Technical information
- Licensing authority: FCC
- Facility ID: 60853
- Class: B
- Power: 10,000 watts (unlimited)
- Transmitter coordinates: 13°23′28″N 144°45′42″E﻿ / ﻿13.39111°N 144.76167°E
- Translator: 96.5 K243CS (Agana)

Links
- Public license information: AM Public file; LMS;
- Webcast: mix96now.com
- Website: Mix96now.com

= KGUM (AM) =

Radio station in Hagåtña, Guam

KGUM (567 AM) is a radio station licensed to serve the community of Hagåtña, Guam.

Formerly owned by Sorensen Media Group, now owned by PK Entertainment, it broadcasts a modern millennium format branded as Mix 96. Although KGUM broadcasts on 567 kHz, most U.S. radios tune in 10 kHz increments only; the station has thus marketed itself as being on the next nearest frequency, 570 on the AM dial, and 96 on the FM side via the translator. Stations in Guam fall within the jurisdiction of the Geneva Frequency Plan of 1975, instead of the North American Regional Broadcasting Agreement used in the U.S. mainland and Hawaii.

The station was purchased and reassigned in the fall of 2025 following a long period of being off the air following Super Typhoon Mawar on Guam.

==History==
KATB went on the air in February 1975. It was owned by Magof, Inc., a company of A. T. Bordallo. Bordallo died in 1977, and the station was transferred to his estate. K-57 Radio bought the station in 1981, relaunching it as K57 Radio with the new callsign of KGUM. Four years later, KGUM began using the name News Talk K57.

In 1992, KGUM began broadcasting with 10,000 watts.

A storm knocked down KGUM's tower in January 2016, requiring the station to broadcast under special temporary authority with 5,000 watts.

On October 12, 2023, Sorensen Media Group opted to enter into a management agreement with Glimpses Media, and after a lot of speculation about the station's future. On the next day, radio station signed off together with sister stations KGUM-FM, KZGU and KZGZ, due to format changes.

In 2025, former Sorensen Media Group Vice-president of Radio Operations and longtime radio programmer and talent on Guam, Kyle Mandapat, purchased the station from SMG.
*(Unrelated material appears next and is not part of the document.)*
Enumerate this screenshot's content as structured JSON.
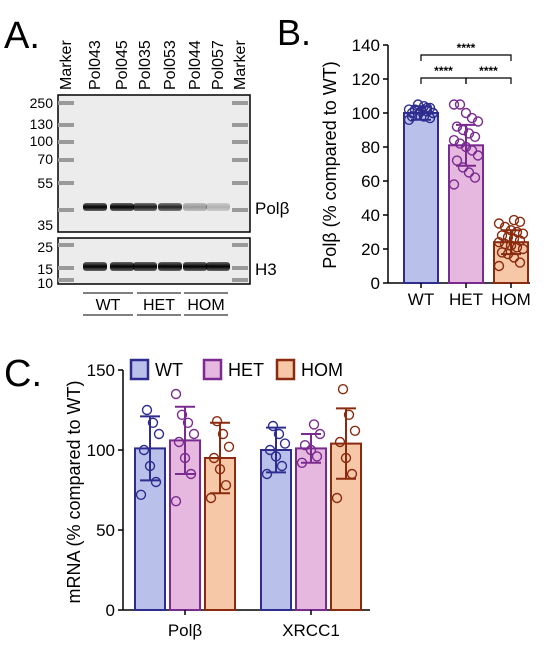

The station returned to the air under the new brand Mix 96 in November of 2025 and featured a full holiday format.

In February 2026, Mandapat, who was the Head of Radio Operations for Glimpses Media at the time, vacated his position and decided to pursue an independent station stratergy alongside radio partner Reese "The Beast" Espinosa.

The group officially entered the local radio landscape with the launch of the new format and the slogan, "Guam's Best Mix."

==Programming==
On March 15, 2026, Mix 96 officially launched its live programming schedule featuring The Morning Blender with Kyle Mandapat and Reese The Beast. The show runs from 6am to 9am every weekday and emanates from the PKE studios in Tumon, Guam.